На жену Сенюша Макрида Ивановна набросилась:

— Это что? Опять старое пугало на себя напялила? В Доме алтайки училась, а домой приехала — снова нарядилась в чегедек. Как тебе не стыдно!

— Снимала — смеяться стали, — объяснила Курбаева, покраснев.

Но вскоре алтайки стали раздражать Макриду Ивановну тем, что ни на шаг не отходили от нее, и она начала притворяться, что не слышит их, а иногда просто показывала на двери и просила не мешать.

Женщины спускались с крыльца и на полянке садились в кружок. Закончив неотложную работу, Макрида Ивановна подходила к ним, садилась на землю, неловко подгибая ноги, и начинала беседу об уходе за детьми. Она уже всех знала по имени, и это расположило женщин к ней. Постепенно установились добрые, доверчивые отношения, и алтайки все реже и реже стали заходить в ясли. Только одну алтайку она не любила. Это была Чаных. Неприязненные отношения возникли в первый день, когда та, втолкнув своих детей в комнату, ехидно попросила Яманай:

— Ты вот об этом, о маленьком, заботься больше всех: он на Ярманку походит, родной сын его.

Второй раз Чаных, пьяно пошатываясь, пришла с заплаканным лицом. От нее пахло аракой и дымом. Седые волосы выбились из-под шапки и лежали на лбу, словно обрывки арканов.

— А-а, ты не плачешь! — бросилась она к Яманай, грозя ей кулаками. — Ты ждешь его!
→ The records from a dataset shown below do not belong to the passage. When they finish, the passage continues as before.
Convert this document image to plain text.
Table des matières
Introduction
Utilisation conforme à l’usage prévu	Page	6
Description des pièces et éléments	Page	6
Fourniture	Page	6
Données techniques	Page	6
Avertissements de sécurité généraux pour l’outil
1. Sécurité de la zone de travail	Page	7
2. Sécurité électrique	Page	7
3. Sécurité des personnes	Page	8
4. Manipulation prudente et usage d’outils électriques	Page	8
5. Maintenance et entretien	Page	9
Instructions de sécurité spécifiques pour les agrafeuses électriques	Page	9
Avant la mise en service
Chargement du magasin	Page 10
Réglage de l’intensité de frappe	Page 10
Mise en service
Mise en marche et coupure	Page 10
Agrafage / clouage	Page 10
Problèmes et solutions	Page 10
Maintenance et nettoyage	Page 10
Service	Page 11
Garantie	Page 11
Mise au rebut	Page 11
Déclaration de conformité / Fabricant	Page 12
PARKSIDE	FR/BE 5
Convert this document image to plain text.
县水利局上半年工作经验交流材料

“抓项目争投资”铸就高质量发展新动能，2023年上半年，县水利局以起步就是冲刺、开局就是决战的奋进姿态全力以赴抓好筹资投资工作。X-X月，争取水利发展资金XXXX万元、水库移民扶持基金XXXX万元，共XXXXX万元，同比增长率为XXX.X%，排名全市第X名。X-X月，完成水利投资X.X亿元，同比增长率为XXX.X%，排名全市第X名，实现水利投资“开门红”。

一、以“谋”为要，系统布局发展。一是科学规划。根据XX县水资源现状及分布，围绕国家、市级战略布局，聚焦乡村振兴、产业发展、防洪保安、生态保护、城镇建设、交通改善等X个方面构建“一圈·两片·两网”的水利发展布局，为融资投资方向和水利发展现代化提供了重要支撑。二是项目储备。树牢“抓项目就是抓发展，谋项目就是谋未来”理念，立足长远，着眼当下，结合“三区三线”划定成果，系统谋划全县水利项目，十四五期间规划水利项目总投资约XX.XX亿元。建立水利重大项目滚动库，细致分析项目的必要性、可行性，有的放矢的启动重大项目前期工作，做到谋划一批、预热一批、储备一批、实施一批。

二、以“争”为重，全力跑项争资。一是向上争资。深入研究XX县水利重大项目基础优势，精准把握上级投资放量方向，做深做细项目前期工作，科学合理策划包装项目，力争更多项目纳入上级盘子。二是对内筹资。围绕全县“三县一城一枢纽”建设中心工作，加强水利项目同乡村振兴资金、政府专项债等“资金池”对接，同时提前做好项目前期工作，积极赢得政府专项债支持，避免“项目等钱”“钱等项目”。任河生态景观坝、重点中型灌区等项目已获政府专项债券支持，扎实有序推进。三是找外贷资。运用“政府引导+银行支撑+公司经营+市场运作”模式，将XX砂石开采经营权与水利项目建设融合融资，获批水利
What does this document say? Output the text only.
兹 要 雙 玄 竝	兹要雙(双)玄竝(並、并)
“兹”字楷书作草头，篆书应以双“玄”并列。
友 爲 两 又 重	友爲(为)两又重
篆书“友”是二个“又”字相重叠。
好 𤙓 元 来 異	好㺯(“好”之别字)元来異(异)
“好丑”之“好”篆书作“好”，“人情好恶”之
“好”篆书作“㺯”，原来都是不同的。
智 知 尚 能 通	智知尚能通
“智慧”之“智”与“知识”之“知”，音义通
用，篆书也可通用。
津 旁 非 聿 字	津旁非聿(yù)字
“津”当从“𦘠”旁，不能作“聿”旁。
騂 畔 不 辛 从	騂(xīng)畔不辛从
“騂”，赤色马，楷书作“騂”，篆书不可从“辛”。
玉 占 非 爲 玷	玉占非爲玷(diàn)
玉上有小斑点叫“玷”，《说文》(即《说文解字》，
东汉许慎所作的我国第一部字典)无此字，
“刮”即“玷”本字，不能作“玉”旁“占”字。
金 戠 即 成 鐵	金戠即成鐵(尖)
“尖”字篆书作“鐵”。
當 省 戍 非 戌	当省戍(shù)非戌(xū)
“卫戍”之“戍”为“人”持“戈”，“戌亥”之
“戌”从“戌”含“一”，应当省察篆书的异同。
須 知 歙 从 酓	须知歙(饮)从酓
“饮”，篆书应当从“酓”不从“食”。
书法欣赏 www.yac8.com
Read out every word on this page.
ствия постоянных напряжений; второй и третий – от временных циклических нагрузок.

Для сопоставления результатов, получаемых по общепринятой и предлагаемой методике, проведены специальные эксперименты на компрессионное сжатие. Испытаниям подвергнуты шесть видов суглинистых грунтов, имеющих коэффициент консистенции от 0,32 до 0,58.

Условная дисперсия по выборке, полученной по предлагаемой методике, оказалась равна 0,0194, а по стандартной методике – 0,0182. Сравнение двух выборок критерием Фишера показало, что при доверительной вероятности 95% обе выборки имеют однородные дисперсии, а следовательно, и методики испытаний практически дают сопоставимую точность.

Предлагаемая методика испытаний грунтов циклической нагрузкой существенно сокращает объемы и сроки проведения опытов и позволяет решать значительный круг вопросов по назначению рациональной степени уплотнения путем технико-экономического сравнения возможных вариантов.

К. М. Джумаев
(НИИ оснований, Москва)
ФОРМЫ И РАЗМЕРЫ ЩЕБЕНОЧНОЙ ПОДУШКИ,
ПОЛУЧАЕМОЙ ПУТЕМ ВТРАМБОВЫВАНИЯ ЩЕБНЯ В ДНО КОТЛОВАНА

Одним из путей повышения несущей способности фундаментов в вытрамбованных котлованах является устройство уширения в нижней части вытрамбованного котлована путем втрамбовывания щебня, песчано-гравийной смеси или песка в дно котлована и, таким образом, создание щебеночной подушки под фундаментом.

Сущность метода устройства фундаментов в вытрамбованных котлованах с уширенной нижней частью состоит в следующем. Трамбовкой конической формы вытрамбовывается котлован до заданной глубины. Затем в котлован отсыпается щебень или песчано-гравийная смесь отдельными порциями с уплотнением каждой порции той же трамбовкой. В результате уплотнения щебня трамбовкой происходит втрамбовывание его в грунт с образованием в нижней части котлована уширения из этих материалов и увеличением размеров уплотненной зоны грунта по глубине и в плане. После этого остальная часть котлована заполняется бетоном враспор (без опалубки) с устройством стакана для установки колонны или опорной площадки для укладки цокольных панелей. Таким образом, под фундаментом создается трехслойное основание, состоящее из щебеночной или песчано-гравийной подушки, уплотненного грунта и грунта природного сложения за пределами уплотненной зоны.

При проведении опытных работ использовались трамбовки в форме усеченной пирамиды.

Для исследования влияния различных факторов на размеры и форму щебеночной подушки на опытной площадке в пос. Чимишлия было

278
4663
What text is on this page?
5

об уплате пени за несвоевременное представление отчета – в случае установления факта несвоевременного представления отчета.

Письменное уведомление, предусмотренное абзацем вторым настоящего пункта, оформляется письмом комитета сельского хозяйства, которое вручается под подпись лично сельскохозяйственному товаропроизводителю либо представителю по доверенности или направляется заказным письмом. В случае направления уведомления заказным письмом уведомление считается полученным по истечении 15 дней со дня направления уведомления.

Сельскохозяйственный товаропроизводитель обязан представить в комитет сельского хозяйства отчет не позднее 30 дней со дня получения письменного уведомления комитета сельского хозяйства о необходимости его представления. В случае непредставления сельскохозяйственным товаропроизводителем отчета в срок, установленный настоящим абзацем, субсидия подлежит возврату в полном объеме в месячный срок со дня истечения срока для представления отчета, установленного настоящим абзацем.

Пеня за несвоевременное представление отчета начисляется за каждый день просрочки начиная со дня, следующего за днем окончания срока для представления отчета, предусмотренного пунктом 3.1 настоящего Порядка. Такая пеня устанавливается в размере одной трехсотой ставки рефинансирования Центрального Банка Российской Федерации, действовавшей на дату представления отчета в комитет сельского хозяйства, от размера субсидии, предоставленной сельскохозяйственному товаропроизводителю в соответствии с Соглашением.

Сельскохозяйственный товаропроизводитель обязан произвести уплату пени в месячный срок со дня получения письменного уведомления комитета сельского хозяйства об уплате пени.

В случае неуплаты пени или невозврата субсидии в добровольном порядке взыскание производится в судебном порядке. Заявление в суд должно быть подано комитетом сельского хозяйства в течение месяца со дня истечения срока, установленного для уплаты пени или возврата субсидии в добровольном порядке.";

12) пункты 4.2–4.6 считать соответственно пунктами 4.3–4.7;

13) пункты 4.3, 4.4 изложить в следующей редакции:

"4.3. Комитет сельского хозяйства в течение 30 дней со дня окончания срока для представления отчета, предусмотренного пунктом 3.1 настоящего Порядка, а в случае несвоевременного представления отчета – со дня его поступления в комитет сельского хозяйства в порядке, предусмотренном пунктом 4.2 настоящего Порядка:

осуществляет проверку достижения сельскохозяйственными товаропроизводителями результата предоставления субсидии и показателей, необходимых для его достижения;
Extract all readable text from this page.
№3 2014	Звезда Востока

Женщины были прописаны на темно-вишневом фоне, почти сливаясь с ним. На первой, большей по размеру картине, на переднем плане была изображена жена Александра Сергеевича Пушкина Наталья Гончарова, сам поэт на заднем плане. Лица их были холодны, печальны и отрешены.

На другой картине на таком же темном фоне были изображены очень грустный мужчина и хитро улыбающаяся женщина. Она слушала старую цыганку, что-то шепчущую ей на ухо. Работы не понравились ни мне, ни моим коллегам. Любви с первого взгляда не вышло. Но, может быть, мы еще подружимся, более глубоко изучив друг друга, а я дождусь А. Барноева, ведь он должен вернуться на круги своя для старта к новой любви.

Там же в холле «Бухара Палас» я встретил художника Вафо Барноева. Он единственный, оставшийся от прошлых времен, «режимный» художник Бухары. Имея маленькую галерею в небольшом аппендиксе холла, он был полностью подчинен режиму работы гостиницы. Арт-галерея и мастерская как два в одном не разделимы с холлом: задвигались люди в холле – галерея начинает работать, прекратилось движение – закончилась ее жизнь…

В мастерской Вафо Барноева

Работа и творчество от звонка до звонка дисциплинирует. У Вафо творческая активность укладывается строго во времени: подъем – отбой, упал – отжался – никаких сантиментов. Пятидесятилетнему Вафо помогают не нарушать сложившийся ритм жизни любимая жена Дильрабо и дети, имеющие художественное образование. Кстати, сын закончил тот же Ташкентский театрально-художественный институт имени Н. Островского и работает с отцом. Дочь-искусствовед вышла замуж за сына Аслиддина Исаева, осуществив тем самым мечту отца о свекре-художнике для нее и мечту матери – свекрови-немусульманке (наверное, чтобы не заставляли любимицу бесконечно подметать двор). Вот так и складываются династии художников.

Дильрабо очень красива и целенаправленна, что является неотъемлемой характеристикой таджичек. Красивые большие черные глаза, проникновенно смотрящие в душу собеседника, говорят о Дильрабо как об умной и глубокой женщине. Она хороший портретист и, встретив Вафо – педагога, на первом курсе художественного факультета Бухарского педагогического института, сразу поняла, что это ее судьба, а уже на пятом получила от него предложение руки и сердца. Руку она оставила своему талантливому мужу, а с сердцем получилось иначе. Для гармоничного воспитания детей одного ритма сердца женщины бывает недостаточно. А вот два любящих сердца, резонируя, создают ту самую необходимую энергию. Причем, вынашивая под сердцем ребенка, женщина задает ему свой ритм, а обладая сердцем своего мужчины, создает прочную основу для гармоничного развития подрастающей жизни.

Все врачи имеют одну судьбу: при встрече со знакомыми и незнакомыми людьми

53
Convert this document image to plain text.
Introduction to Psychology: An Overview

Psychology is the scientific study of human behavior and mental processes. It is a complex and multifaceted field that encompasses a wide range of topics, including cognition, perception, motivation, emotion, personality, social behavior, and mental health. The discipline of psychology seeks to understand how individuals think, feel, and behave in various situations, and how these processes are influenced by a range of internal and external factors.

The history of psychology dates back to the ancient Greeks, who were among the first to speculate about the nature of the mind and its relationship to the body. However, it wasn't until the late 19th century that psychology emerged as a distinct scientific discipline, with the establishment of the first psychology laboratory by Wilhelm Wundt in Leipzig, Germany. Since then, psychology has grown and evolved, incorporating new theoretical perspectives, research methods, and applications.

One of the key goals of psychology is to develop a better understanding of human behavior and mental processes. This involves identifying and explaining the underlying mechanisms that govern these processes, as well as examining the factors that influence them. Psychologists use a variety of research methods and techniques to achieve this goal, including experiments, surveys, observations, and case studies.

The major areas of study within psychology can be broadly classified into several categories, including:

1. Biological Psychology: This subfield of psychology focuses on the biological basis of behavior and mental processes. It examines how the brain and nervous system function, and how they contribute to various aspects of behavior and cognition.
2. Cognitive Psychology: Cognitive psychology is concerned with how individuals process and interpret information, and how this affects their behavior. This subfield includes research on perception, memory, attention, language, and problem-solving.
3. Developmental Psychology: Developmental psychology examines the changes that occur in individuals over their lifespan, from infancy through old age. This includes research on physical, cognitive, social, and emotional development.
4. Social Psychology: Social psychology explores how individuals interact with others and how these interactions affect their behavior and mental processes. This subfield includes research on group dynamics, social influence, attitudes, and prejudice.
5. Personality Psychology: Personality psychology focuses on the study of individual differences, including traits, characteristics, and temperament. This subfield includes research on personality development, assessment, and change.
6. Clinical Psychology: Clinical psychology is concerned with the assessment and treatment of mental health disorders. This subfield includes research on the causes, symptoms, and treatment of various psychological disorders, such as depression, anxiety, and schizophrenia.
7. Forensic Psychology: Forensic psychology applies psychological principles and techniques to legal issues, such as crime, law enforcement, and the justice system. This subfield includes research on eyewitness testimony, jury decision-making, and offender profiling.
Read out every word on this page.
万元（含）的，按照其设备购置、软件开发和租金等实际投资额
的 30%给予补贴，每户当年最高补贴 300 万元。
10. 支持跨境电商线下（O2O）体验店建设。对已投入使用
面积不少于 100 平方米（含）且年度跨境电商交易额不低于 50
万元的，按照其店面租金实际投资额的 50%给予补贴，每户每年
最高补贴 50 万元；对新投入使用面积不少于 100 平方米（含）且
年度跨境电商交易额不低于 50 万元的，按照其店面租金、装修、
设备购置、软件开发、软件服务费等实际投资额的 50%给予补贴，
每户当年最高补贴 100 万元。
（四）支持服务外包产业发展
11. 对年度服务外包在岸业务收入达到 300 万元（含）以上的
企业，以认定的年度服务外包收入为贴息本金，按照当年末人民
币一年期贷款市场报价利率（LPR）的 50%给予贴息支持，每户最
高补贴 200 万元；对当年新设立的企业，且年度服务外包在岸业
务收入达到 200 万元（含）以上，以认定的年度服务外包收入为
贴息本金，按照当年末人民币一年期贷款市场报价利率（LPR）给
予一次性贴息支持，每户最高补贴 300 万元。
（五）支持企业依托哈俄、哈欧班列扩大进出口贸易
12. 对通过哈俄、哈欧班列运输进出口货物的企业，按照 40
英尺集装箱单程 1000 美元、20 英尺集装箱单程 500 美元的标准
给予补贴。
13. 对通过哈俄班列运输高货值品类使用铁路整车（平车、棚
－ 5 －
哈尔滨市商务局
Не успев выскочить из комнаты, Яманай спряталась за одну из детских кроваток. Чаных со сжатыми кулаками шла к ней, но, наступив на полы своего чегедека, упала на пустую кроватку, и сосновые перильца затрещали. Во всех углах заплакали испуганные дети.

Чаных приподняла голову.

— Тьфу тебе! Тьфу! Ты тоже заревешь по-моему, когда узнаешь, что говорят про него. Женился он в городе. Не веришь? А вот говорят люди. Меня забыл. И на тебя наплевал. — Она перевалилась через кроватку и схватила Яманай за белый халат. — Ты, говорят, писать научилась. Напиши ему: сын домой зовет.

Яманай оттолкнула Чаных и хотела уйти, но та загородила выход. Макрида Ивановна, вбежав в комнату, всплеснула руками.

— Вот наказанье-то! Опять бабочку расслезила. — Она схватила Чаных за лохмотья чегедека и вытащила на крыльцо, слегка толкнув ее, подперла бока кулаками и крикнула: — Чтоб я тебя пьяной здесь никогда не видела!

Вечером сестра спросила:

— Что это опять у вас в яслях шум стрясся?

Макрида Ивановна, погрозив пальцем, шепнула ей:

— Не поминай, не береди Яманайке душу.

Долгие весенние дни пролетали незаметно. Многое еще нужно было сделать, но, оглядываясь на горы, Борлай видел, что леса уже были зажжены упавшим в них солнцем. Он хлопал руками по бедрам и говорил о недоделках, о неотложном. Пора ехать на курсы. Но на исходе каждого дня он успокаивал себя: «Поеду послезавтра. Надо ребятам помочь».